Le 17 mai 2006, suite à une plainte déposée par les victimes, le Comité des Nations unies contre la torture a conclu que le Sénégal avait violé la Convention contre la torture en refusant de juger ou à défaut d’extrader Habré et a demandé au Sénégal de se conformer à ses engagements internationaux en poursuivant l’une ou l’autre voie. L’ancien dictateur est accusé de crimes internationaux extrêmement graves, commis durant son mandat à la tête du Tchad de 1982 à 1990, dont l’usage systématique de la torture. En juillet 2006, à la demande de l’Union africaine, le Sénégal accepta de juger Hissène Habré ; cependant, à ce jour les autorités sénégalaises n’ont pas concrétisé leur engagement.  
 
Les organisations de défense des droits humains ont déclaré que le Sénégal a l’obligation absolue de juger ou d’extrader l’ancien dictateur pour les faits de torture dont il est accusé.  
 
Habré, qui vit au Sénégal, a d’abord été inculpé par la justice sénégalaise en février 2000 mais le Sénégal a finalement refusé de le juger puis de l’extrader suite à une demande de la justice belge en 2005.  
 
«On court depuis dix-sept ans pour qu’Hissène Habré soit jugé, pour qu’on comprenne la vérité sur ce qu’on a souffert. Aujourd’hui le temps nous est compté. A moins que le Sénégal n’agisse vite, il risque de ne plus y avoir de victimes vivantes le jour du procès », regrette Souleymane Guengueng, fondateur de l’Association des Victimes des Crimes et Répressions Politiques au Tchad (AVCRP) et chef de file des requérants à l’origine de la saisine du Comité des Nations unies contre la torture. « Le Sénégal s’est moqué de nous durant huit années, maintenant il se moque des Nations unies ».  
 
En novembre 2007, le Sénégal a déclaré au Comité des Nations unies qu’il était prêt à juger Habré mais avait besoin d’une aide internationale. A cet égard, les organisations de défense des droits humains relèvent que la Commission européenne, la France, la Suisse, la Belgique ainsi que les Pays-Bas, ont déjà accepté d’aider au financement du procès et qu’une mission d’évaluation des besoins, envoyée par l’Union européenne, s’est déjà rendue au Sénégal en janvier dernier.
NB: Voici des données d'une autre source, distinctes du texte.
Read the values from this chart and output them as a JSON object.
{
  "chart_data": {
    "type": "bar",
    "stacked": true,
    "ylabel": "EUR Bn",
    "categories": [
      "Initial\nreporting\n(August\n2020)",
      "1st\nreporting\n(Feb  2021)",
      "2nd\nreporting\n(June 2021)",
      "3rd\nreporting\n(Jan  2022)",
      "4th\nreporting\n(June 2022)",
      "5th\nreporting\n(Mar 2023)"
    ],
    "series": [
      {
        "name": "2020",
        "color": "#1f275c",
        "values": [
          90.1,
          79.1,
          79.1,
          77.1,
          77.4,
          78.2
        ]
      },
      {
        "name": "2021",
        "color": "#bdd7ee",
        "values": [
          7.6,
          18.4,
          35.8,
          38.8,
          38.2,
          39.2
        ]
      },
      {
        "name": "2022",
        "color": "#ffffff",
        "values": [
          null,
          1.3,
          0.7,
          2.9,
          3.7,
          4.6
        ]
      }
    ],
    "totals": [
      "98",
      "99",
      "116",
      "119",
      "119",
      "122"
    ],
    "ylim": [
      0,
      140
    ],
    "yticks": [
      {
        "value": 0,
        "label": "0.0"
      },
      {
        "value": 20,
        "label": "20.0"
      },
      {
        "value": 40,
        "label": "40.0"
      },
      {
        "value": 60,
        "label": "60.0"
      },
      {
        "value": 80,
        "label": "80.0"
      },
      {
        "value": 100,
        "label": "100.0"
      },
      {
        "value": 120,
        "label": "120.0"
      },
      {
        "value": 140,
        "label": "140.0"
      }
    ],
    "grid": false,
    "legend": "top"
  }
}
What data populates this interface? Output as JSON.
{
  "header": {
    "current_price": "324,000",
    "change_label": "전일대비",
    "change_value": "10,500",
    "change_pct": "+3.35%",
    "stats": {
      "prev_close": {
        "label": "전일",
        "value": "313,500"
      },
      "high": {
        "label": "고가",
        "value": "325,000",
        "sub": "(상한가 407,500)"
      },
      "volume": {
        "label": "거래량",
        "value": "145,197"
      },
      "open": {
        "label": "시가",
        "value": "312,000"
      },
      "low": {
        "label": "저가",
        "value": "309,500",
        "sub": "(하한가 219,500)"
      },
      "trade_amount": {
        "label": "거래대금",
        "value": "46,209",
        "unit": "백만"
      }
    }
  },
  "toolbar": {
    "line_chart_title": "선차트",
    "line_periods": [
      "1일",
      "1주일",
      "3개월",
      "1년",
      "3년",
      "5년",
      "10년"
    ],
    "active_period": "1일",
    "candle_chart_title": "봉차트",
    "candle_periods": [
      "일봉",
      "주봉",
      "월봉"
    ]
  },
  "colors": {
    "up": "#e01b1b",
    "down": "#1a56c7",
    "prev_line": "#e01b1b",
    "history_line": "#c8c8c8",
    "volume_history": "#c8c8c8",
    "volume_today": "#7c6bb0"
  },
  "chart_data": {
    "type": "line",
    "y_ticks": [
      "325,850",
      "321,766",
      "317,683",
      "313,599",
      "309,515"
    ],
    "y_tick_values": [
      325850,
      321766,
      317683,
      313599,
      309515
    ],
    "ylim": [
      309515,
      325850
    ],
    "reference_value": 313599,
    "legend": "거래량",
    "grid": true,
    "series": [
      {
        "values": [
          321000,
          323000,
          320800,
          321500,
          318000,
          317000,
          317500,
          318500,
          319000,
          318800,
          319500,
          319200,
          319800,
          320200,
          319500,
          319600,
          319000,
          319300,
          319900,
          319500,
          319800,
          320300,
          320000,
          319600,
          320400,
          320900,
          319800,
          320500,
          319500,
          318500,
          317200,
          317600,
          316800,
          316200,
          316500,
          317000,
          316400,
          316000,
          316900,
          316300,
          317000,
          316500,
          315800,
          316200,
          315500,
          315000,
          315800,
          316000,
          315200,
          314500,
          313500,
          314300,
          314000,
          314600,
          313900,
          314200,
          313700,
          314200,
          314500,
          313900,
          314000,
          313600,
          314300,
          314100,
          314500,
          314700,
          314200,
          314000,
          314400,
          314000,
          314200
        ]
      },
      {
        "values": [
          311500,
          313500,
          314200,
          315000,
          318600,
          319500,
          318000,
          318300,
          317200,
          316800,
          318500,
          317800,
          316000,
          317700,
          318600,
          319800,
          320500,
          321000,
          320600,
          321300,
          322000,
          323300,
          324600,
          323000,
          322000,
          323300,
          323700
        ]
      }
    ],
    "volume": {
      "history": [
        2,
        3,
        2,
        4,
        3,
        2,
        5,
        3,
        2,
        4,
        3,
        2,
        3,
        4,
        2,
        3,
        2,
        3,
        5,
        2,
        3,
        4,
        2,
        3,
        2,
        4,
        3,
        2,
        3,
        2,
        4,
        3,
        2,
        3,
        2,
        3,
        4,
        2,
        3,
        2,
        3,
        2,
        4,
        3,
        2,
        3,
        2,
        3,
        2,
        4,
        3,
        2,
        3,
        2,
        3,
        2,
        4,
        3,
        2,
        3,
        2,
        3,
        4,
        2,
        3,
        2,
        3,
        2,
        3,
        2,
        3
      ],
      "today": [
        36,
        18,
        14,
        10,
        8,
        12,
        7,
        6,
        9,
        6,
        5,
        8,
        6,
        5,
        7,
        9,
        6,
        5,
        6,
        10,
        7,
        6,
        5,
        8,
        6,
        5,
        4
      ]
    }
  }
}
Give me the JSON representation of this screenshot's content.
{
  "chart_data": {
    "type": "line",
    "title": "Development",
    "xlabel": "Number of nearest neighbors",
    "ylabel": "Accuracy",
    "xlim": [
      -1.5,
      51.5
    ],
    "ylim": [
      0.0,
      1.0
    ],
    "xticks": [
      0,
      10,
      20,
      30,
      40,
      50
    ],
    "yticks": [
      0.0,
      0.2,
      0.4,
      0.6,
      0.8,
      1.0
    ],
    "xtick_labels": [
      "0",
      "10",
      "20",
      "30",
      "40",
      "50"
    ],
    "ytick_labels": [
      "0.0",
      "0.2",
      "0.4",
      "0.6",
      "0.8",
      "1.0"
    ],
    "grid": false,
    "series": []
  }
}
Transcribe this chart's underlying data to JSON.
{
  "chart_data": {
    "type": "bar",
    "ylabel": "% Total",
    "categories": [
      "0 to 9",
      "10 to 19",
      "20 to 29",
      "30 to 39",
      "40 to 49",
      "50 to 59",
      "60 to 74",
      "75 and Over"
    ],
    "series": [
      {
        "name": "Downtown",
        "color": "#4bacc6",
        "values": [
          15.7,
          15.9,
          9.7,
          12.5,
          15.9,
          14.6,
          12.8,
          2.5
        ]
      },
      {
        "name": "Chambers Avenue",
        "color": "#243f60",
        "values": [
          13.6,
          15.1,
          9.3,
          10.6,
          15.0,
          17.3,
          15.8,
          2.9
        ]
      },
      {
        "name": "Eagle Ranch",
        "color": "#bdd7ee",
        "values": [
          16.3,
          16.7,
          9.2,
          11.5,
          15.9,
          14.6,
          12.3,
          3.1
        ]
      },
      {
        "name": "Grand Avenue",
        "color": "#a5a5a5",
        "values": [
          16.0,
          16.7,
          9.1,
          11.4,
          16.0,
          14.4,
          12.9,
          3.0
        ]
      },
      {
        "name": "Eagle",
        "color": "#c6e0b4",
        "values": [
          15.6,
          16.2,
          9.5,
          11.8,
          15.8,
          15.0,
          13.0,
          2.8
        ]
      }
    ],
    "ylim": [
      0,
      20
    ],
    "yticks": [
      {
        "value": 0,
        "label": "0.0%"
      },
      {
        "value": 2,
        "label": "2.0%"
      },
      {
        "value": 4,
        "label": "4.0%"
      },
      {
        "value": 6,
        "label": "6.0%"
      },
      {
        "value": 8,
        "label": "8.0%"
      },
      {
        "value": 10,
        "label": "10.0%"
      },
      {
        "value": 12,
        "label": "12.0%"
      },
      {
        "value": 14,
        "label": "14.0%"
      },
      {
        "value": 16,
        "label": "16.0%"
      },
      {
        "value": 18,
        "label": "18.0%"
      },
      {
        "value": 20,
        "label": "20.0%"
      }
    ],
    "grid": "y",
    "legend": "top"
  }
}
Cette mission a proposé que le Sénégal définisse une stratégie de poursuite, travaille sur la base d’un calendrier précis, et nomme un coordinateur administratif et financier pour le procès.  
 
« Ce n’est pas l’argent qui manque, mais la volonté politique réelle du Sénégal d’organiser le procès du Président Hissène Habré», a déclaré Alioune Tine, de la Rencontre Africaine pour la Défense des Droits de l’Homme (RADDHO), basée à Dakar. «Absolument rien n’empêche le Sénégal d’ouvrir l’enquête judiciaire aujourd’hui même et que Habré soit entendu. Ce serait le meilleur gage pour dissiper les suspicions légitimes des victimes ».  
 
Le Sénégal est en train d’amender sa constitution pour clarifier la compétence de ses tribunaux de juger des faits de génocide, de crimes contre l’humanité et de crimes de guerre perpétrés par le passé. Mais parallèlement, l’ex-coordinateur des avocats d’Hissène Habré, M. Madické Niang, a été nommé au poste de ministre de la justice, une fonction clé pour l’organisation du procès.  
 
Dans sa décision de mai 2006 (Guengueng c. Sénégal, http://www.hrw.org/pub/2006/french/cat051806.pdf), le Comité des Nations unies a jugé que le Sénégal avait violé par deux fois la Convention contre la torture, tout d’abord, en ayant failli à son obligation de traduire Habré en justice lors du dépôt de plainte par les victimes en 2000, puis, en ne respectant pas son obligation de le juger ou de l’extrader à la suite de la demande d’extradition formulée par la Belgique en septembre 2005. Le Comité a jugé que le Sénégal était « tenu de soumettre la présente affaire à ses autorités compétentes pour l’exercice de l’action pénale ou, à défaut, dans la mesure où il existe une demande d’extradition émanant de la Belgique, de faire droit à cette demande ou, le cas échéant, à tout autre demande d’extradition émanant d’un autre Etat en conformité avec les dispositions de la Convention». Le Comité a demandé au Sénégal de lui faire un rapport, dans un délai de 90 jours, sur les mesures prises pour donner effet à ses recommandations.  
 
Historique  
 
Hissène Habré a dirigé le Tchad de 1982 à 1990, jusqu’à sa fuite vers le Sénégal lors de la prise de pouvoir par l’actuel président Idriss Déby Itno. Son régime de parti unique fut marqué par des violations massives des droits humains perpétrées à travers tout le pays, qui ont compris des campagnes d’épuration ethnique. Les dossiers de la police politique d’Hissène Habré, la Direction de la documentation et de la sécurité (DDS), découverts par Human Rights Watch en mai 2001 (http://www.hrw.org/french/themes/habre-police.htm) révèlent l’identité de 1.208 personnes qui sont décédées en détention et font état de 12.321 personnes victimes d'autres violations.  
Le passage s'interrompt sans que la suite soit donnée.